Comecemos pelo fim: as vacinas contra a covid-19 funcionam e o seu efeito já se sente ao nível dos internamentos em Portugal. A vacinação em massa é, portanto, o objetivo urgente para combater a pandemia. O que devemos fazer para o alcançar? É sobre isso que quero falar.
As vacinas já estão a salvar vidas no nosso país e no mundo, mas a sua escassez ainda deixa indefesas milhões de pessoas. Em Portugal, como em quase todo o mundo, as vacinas chegam a conta gotas. O plano nacional de vacinação contra a covid-19 ficará, na melhor das hipóteses, pela metade do que era previsto para o primeiro trimestre deste ano.
O problema não é a falta de encomendas, como várias vezes tem sido repetido. Bem, pelo contrário, podíamos até acusar alguns países de ter a vontade de açambarcar vacinas tais são as quantidades que contratualizaram às farmacêuticas. A União Europeia encomendou 3,5 doses por habitante, os EUA, 3,7, o Japão, 2,3, ou o Reino Unido, 5,5 doses por habitante. E estas encomendas surgiram muito antes das vacinas estarem testadas e ou serem aprovadas pelas respetivas autoridades de saúde. Deve-se ressalvar, ainda, que as farmacêuticas aceitaram chorudos pagamentos quando assinaram o calendário para a entrega das centenas de milhões de doses que, agora, estão a chegar com atraso.
Se o problema não está do lado da procura, é óbvio que está do lado da oferta. As farmacêuticas queixam-se da falta de capacidade de produção. O ritmo a que as vacinas são produzidas está muito longe do que foi contratualizado e ainda mais do que era preciso à escala mundial. É possível produzir em maior quantidade?
A pergunta anterior merece duas respostas diferentes. Primeiro, sendo duvidoso que as farmacêuticas estejam a fazer o possível para cumprir o que tinham prometido porque parece que há vendas paralelas em que prioridade é dada a quem esteja disposto a pagar mais no mercado, é alegado que a capacidade de produção das fábricas está no limite. Segundo, há várias fábricas de outros grupos económicos que já se mostraram disponíveis para participar no esforço de produção - segundo especialistas, a capacidade mundial de produção de vacinas é excedentária e não está a ser usada para esta urgência.
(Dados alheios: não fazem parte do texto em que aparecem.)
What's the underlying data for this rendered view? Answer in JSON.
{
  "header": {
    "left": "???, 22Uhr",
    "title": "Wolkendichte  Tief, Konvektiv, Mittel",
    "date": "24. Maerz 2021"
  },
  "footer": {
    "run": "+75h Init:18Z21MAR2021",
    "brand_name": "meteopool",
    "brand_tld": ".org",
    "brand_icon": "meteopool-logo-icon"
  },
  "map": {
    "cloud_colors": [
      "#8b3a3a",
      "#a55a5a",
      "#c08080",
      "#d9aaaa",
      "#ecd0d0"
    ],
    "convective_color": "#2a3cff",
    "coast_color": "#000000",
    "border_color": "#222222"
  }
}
O que falta é a partilha da tecnologia para se poder multiplicar os locais de produção e, com isso, chegar mais rápido a biliões de pessoas que precisam da vacinação.
Já percebemos que a partilha da tecnologia das farmacêuticas não está nas suas intenções. As patentes são a garantia do monopólio e o lucro não pode ser colocado em causa, nem que seja por uma pandemia. No entanto, o investimento para o desenvolvimento e a testagem das vacinas foi feito sem risco para estas multinacionais. Houve muito investimento público e uma garantia de compra qualquer que fosse a eficácia das vacinas. Os cidadãos pagam, mas não mandam. Mas não tem de ser assim.
Ao contrário do que dizem, a legislação sobre a propriedade industrial não deixa os Estados de mãos atadas. Há mais de cem anos que situações como esta que enfrentamos, de catástrofe, serviram para introduzir nesta legislação figuras jurídicas como a licença obrigatória em casos em que esteja em causa o interesse público ou seja de importância para a Saúde Pública. Haja vontade política, não estamos condenados a esta escassez de vacinas.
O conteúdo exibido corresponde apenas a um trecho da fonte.